Thumbing through the bountiful supply of new releases, reviewers often look for clues which might promote a listen. On the back of Nora Jane’s CD was a whole list of clues: Stuart Duncan, Bryan Sutton, Dennis Crouch, Tim O’Brien, Jeff Taylor, Scott Vestal, Rob Ickes, and producer Brent Truitt. When players of this caliber are involved, the CD is usually worthy of attention. As it turns out the singer and her songs are the main course, and the musicians are the gravy.
A former high school English teacher in Brooklyn, Struthers’ appreciation of both history and fiction flows out of her own songwriting. In the song “Greenbriar County,” a Telluride Troubadour finalist, she notices that the workers in the mines and the stone quarries both end up in the same pub after work. She paints for us a wonderful statement of harmony. In “He’s A Free Man,” she takes the voice of the oldest son who tries to make sense of why a father would leave his wife and family during hard times.
A love of nature reveals itself often. She sings of the chestnut blight during the early 20th century. This was the East’s most prevalent tree and it was gone in just a few years. “Thistle” offers us an insight to why she feels protected by wildflowers and tall grass.
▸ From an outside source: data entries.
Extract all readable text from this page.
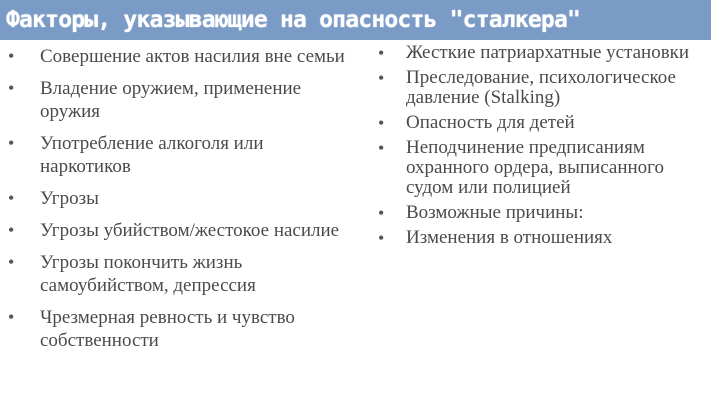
Факторы, указывающие на опасность "сталкера"
• Совершение актов насилия вне семьи
• Владение оружием, применение оружия
• Употребление алкоголя или наркотиков
• Угрозы
• Угрозы убийством/жестокое насилие
• Угрозы покончить жизнь самоубийством, депрессия
• Чрезмерная ревность и чувство собственности
• Жесткие патриархатные установки
• Преследование, психологическое давление (Stalking)
• Опасность для детей
• Неподчинение предписаниям охранного ордера, выписанного судом или полицией
• Возможные причины:
• Изменения в отношениях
Usually environmentalists coax us into protecting habitat, but Nora Jane makes the same point by reversing the argument.
This whole album is solid and Brent Truitt has assembled a top notch cast which embellishes, but does not overpower. Fiddler Stuart Duncan, in particular, is smooth and reflective, as always, and really shines backing up original material. Struthers doesn’t wish to be categorized, so we won’t try. Duke Ellington once said that there are only two types of music, good and bad. Nora Jane’s debut is really, really good.